In New Zealand such a measure would also fail to take account of those doing courses of less than a year’s duration – and that is a huge number. 38% of tertiary students in New Zealand are enrolled at a certificate level which would be typically a programme of a duration equivalent to one year or less.
What would be a better measure of “success”? Successful completion can be the only measure of success. I know that there is a wide array of elegant arguments that claim that students seek partial qualifications, that they are after other outcomes such as increased self esteem, that they are completing qualifications within unconventional timeframes and so on. These just don’t stand up.
If students want only partial qualifications then what is wrong with the qualifications being offered? Have they become obsolete? Do they not meet the needs of students and the settings into which they take these “qualifications? And why do I not see employment advertisements that state “successful applicants have probably done part of a diploma in whatever?
The self esteem argument can only be pursued by people with complete qualifications surely. When did you last hear a student say “I failed ABC and did not finish my Certificate in XYZ but I feel I am a much better person”? And if we have unique student identifiers why can’t we track students who change education and training providers, or work towards qualifications over a period of time?
Being able to state firmly that the successful completion of qualification is the only measure of student retention and success would be a mark of maturity in the tertiary education system.
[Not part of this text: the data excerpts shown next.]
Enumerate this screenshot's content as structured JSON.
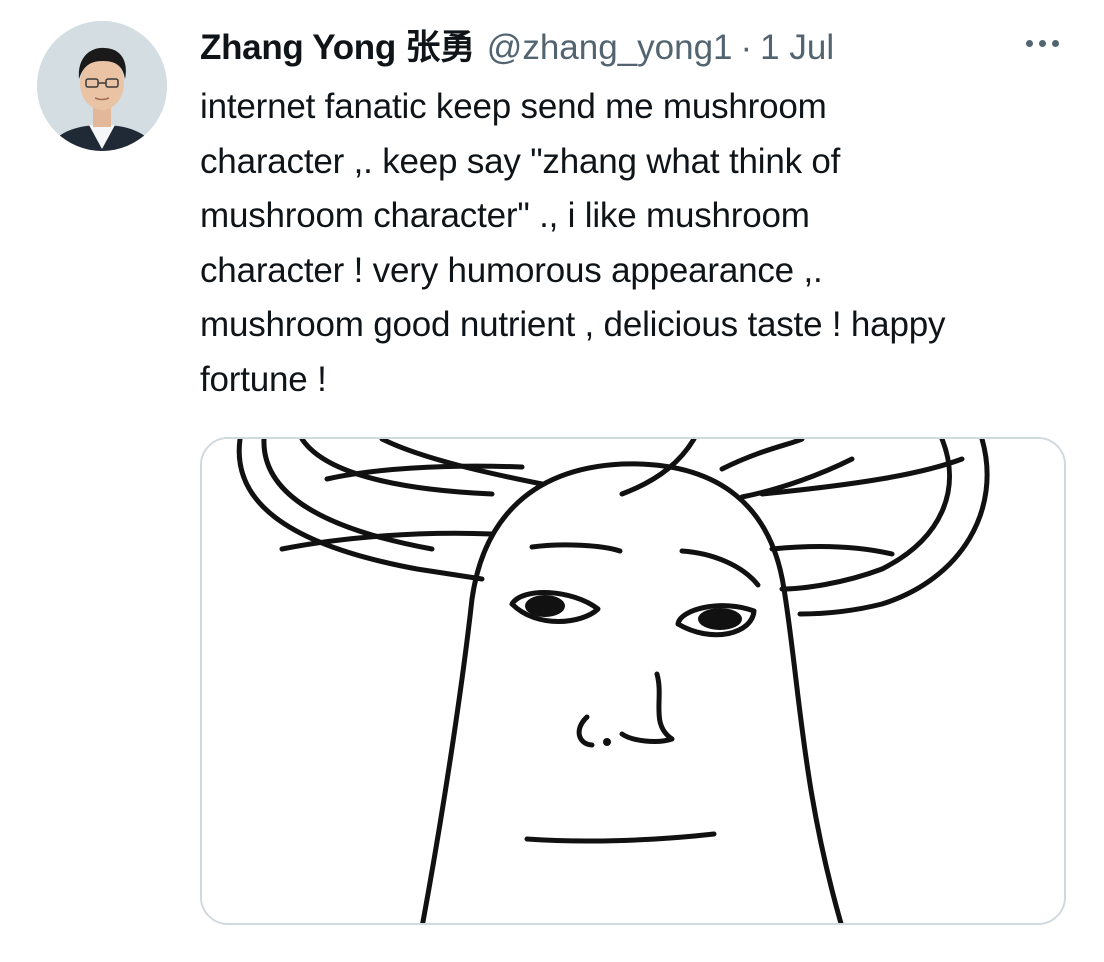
{
  "tweet": {
    "author_name": "Zhang Yong 张勇",
    "handle": "@zhang_yong1",
    "separator": "·",
    "date": "1 Jul",
    "text": "internet fanatic keep send me mushroom\ncharacter ,. keep say \"zhang what think of\nmushroom character\" ., i like mushroom\ncharacter ! very humorous appearance ,.\nmushroom good nutrient , delicious taste ! happy\nfortune !",
    "more_icon": "more-horizontal-icon",
    "media_description_icon": "mushroom-character-drawing"
  },
  "colors": {
    "text": "#0f1419",
    "secondary": "#536471",
    "border": "#cfd9de"
  }
}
The reports on retention must also take into account the greatly increased range of students entering a greatly widened variety of programmes of education and training now called tertiary. Reports of this percentage or that have to be careful to measure a similar sample. Remember that tertiary now even has programmes about tertiary. If you are going to admit a greater range of students then the very real issues of academic preparation have to be considered. All the evidence runs in support of the view that levels of academic preparation for postsecondary education and training has declined and continues to decline.
But there is good news in the latest retention reports we are told. Community Colleges in the United States have retained 53.7% of their students from Year 1 to Year 2. This is an increase from the low point of 51% in 2004.
You just have to ask yourself whether or not a system is working when having attracted 73% of a cohort of students a sector as important as the community colleges can only retain a little over half of them. (Remember that the community colleges are based on a two year programme offering two years qualifications.) This means that having entered an open access institution in the US, 40% of the cohort of students has left by the start of the second year!
The argument against using qualification completion as the measure of success in postsecondary education and training has usually been based on a fear that this could or even would lead quickly to designing funding arrangements based on it. This might not be a bad thing. Certainly providers that are doing a good job would be rewarded and those who are not would not. But it would also be simplistic because the hard yards done by tertiary providers are equally hard.
There is no argument that students entering a selective or elite institution require anything like the same degree of support required by those entering an open access situation for which they are insecurely equipped in academic terms. Different sections of the community require different levels of support. For instance, students who are first in family to enter tertiary education require a different level of commitment from an institution than do those who are not. And the statistics related to Maori and Pasifika performance at tertiary do not allow for any reduction in commitment and effort in the retention and success direction! Those who cater for greater numbers from those groups clearly have a greater load when it comes to support for retention and success.
So funding based on successful completion would have to take account of the different levels of support that are require and this is probably too hard for officials to contemplate and for systems to devise. There would also be vigorous arguments against differential funding based on student group just as there has been over the years for the retention of the total EFTS base for calculating equity funding.
I am excited by the international trends in all these issues. It suggests that they are reflective of certain kinds of education systems and certain policy settings rather than a bad reflection of this country or that. It also might mean that approaches and solution found in one system might have relevance for progress here.
Surely it is not beyond the US, UK, Australia, Canada and New Zealand to collectively develop pathways which lead to improvement. But are we talking with each other?